Um detalhe chamou a minha atenção durante a declaração de guerra de Lula aos inimigos no dia em que teve que se explicar à PolíciaFederal. Atrás do ex-presidente, destacavam-se duas jovens. Uma delas vestia a camiseta da UNE. A outra, a de uma entidade de estudantes secundaristas - acredito que seja a Ubes.

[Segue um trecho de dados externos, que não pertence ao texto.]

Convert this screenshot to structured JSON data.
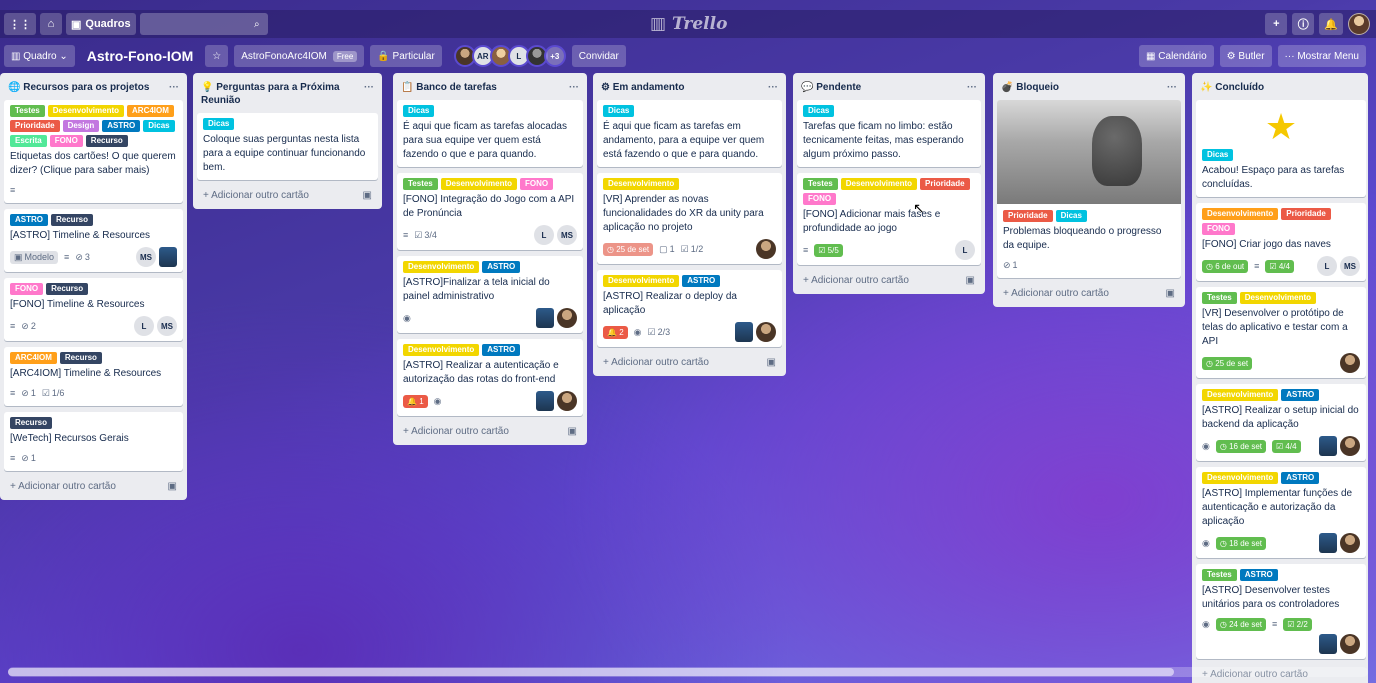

Lula convocou a tropa de choque para enfrentar o que seus partidários chamam de "golpe e perseguição". Pediu ajuda à CUT, ao MST, ao PT e ao PCdoB para uma cruzada contra a direita e os conservadores - na avaliação do petismo, quem não está com ele se enquadra em um desses dois grupos. UNE e Ubes não estavam na lista. Mas não era necessário citá-las. As duas entidades já se apresentaram para a empreitada. Em nota divulgada no site, a UNE afirma, timidamente, reconhecer a importância das investigações da Justiça, mas sai em defesa de Lula, atacando desde a PF até a imprensa.
Houve um tempo em que gritar "a UNE somos nós, nossa força, nossa voz" era motivo de orgulho. Mesmo sem militar no movimento estudantil, eu sabia da importância dele para o país e para todos os que repudiavam a ditadura militar - e na época em que os militares estavam no poder, é bom lembrar.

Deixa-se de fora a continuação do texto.